Der Autor hätte es dem Rezensenten und den anderen Lesern etwas einfacher machen können die umfangreichen und wertvollen Ergebnisse dieser Untersuchung, die über den Oberrhein und Schwaben hinaus relevant sind, zu rezipieren. Ein weiterer Lesedurchgang hätte die etwas zu häufigen stilistischen Unebenheiten beseitigen und der oft unnötig komplizierten Begrifflichkeit entgegenwirken können. Zudem wäre eine deutliche Straffung möglich gewesen, manche Exkurse und Schilderungen der Wege und Irrwege der vorangegangen Forschung hätten auch in einer Fußnote zusammengefasst werden können. Ebenfalls hilfreich wäre es gewesen, die unzähligen genannten Orte und Landschaften genauer zu verorten. Zumindest der mit den Verhältnissen Südwestdeutschlands in der Untersuchungszeit einigermaßen vertraute Rezensent hatte immer wieder Schwierigkeiten, den Ausführungen geographisch zu folgen. Die Lage (und die Existenz?) des Sülchgau oder des Kandertals etwa dürften nur einer Minderheit der angedachten Leserschaft bekannt sein. Hier wären bessere Erklärungen oder auch Karten hilfreich gewesen.

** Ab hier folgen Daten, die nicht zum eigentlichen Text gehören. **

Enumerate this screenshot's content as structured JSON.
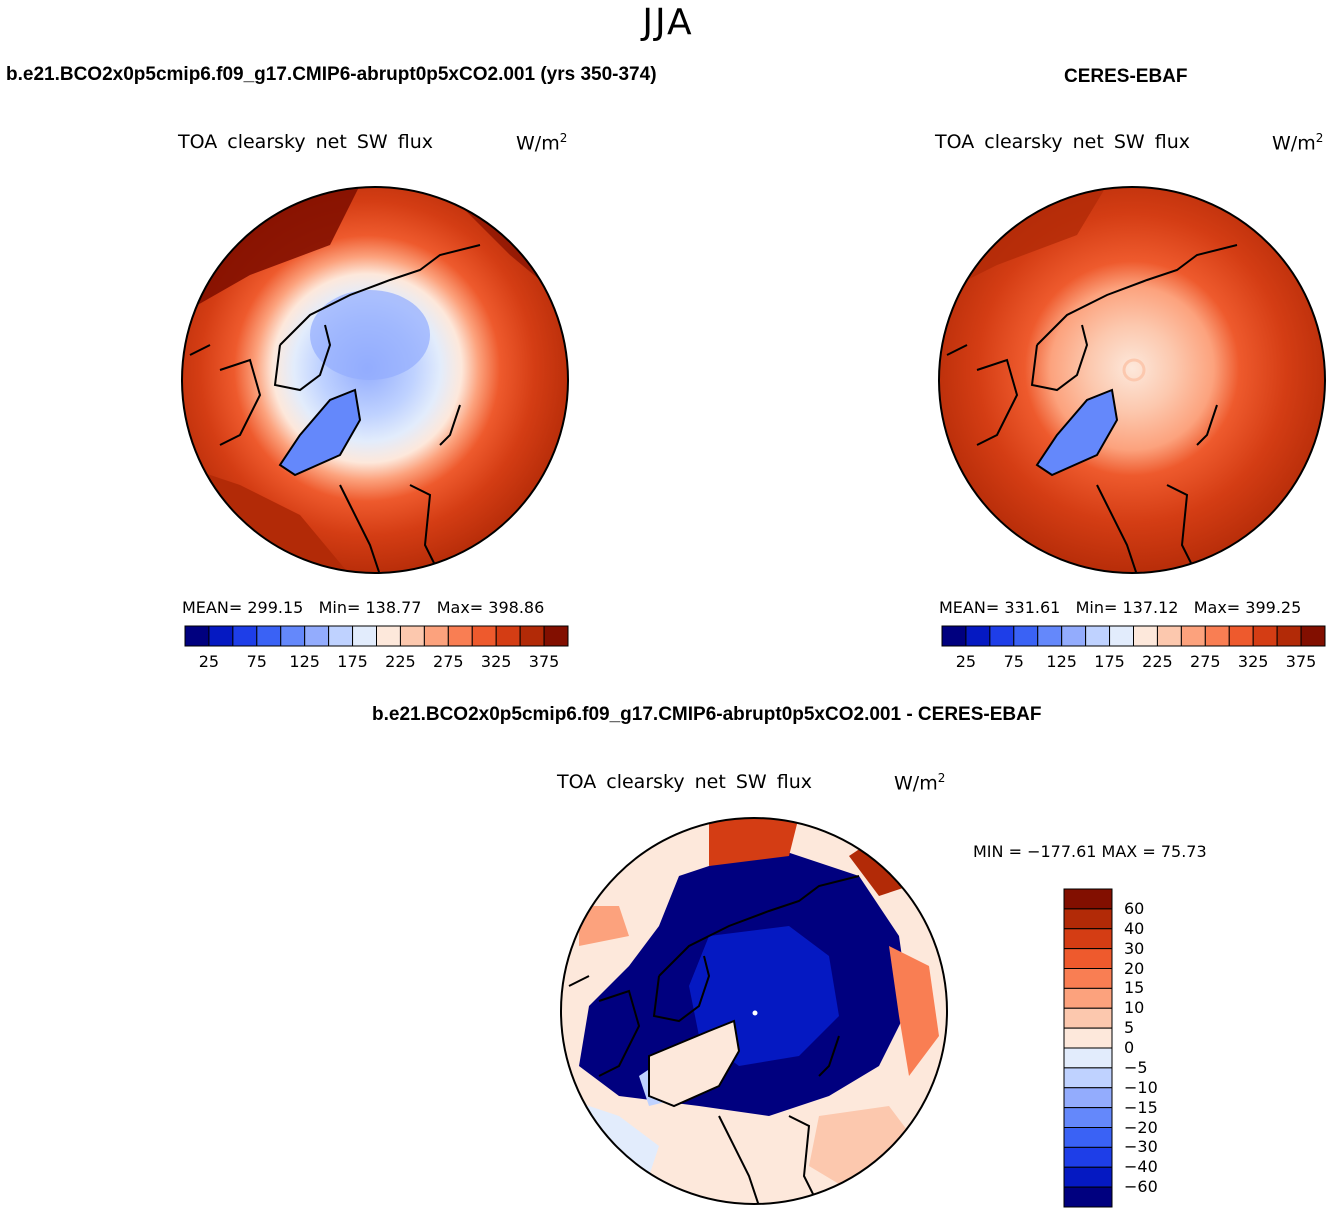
{
  "season": "JJA",
  "panels": [
    {
      "case_title": "b.e21.BCO2x0p5cmip6.f09_g17.CMIP6-abrupt0p5xCO2.001 (yrs 350-374)",
      "field_title": "TOA clearsky net SW flux",
      "units": "W/m",
      "units_sup": "2",
      "stats": {
        "mean_label": "MEAN=",
        "mean": "299.15",
        "min_label": "Min=",
        "min": "138.77",
        "max_label": "Max=",
        "max": "398.86"
      }
    },
    {
      "case_title": "CERES-EBAF",
      "field_title": "TOA clearsky net SW flux",
      "units": "W/m",
      "units_sup": "2",
      "stats": {
        "mean_label": "MEAN=",
        "mean": "331.61",
        "min_label": "Min=",
        "min": "137.12",
        "max_label": "Max=",
        "max": "399.25"
      }
    }
  ],
  "horizontal_colorbar": {
    "colors": [
      "#00007f",
      "#0519c2",
      "#1e3ee8",
      "#3a62f5",
      "#6488fb",
      "#93acfd",
      "#bfd2ff",
      "#e2ecfc",
      "#fde8db",
      "#fcc8ae",
      "#fca27d",
      "#f97e53",
      "#ee5a2d",
      "#d43d14",
      "#b22a07",
      "#820f00"
    ],
    "tick_labels": [
      "25",
      "75",
      "125",
      "175",
      "225",
      "275",
      "325",
      "375"
    ]
  },
  "difference_panel": {
    "case_title": "b.e21.BCO2x0p5cmip6.f09_g17.CMIP6-abrupt0p5xCO2.001 - CERES-EBAF",
    "field_title": "TOA clearsky net SW flux",
    "units": "W/m",
    "units_sup": "2",
    "minmax": "MIN = −177.61 MAX =  75.73",
    "colorbar": {
      "colors": [
        "#820f00",
        "#b22a07",
        "#d43d14",
        "#ee5a2d",
        "#f97e53",
        "#fca27d",
        "#fcc8ae",
        "#fde8db",
        "#e2ecfc",
        "#bfd2ff",
        "#93acfd",
        "#6488fb",
        "#3a62f5",
        "#1e3ee8",
        "#0519c2",
        "#00007f"
      ],
      "tick_labels": [
        "60",
        "40",
        "30",
        "20",
        "15",
        "10",
        "5",
        "0",
        "−5",
        "−10",
        "−15",
        "−20",
        "−30",
        "−40",
        "−60"
      ]
    }
  },
  "map_colors": {
    "deep_red": "#820f00",
    "red": "#b22a07",
    "red_orange": "#d43d14",
    "orange": "#ee5a2d",
    "salmon": "#fca27d",
    "peach": "#fcc8ae",
    "cream": "#fde8db",
    "pale_blue": "#e2ecfc",
    "light_blue": "#bfd2ff",
    "blue": "#93acfd",
    "mid_blue": "#6488fb",
    "navy": "#00007f",
    "coast": "#000000"
  }
}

Lamkes Ergebnisse tragen zu einem neuen, differenzierten Blick auf die Geschichte des so genannten Investiturstreits am Oberrhein und darüber hinaus bei. Sie zeigen, wie wertvoll es sein kann, die lokalen Gegebenheiten so genau wie möglich in den Blick zu nehmen. Einmal mehr wird dabei deutlich, wie unbefriedigend die übliche Aufteilung der Akteure in Gegner und Befürworter der Kirchenreform, Anhänger des Papstes oder des Kaisers ist. Es bleibt zu wünschen, dass die Arbeit auch jenseits des Oberrheingebiets rezipiert wird und weitere regionalen Studien anregt.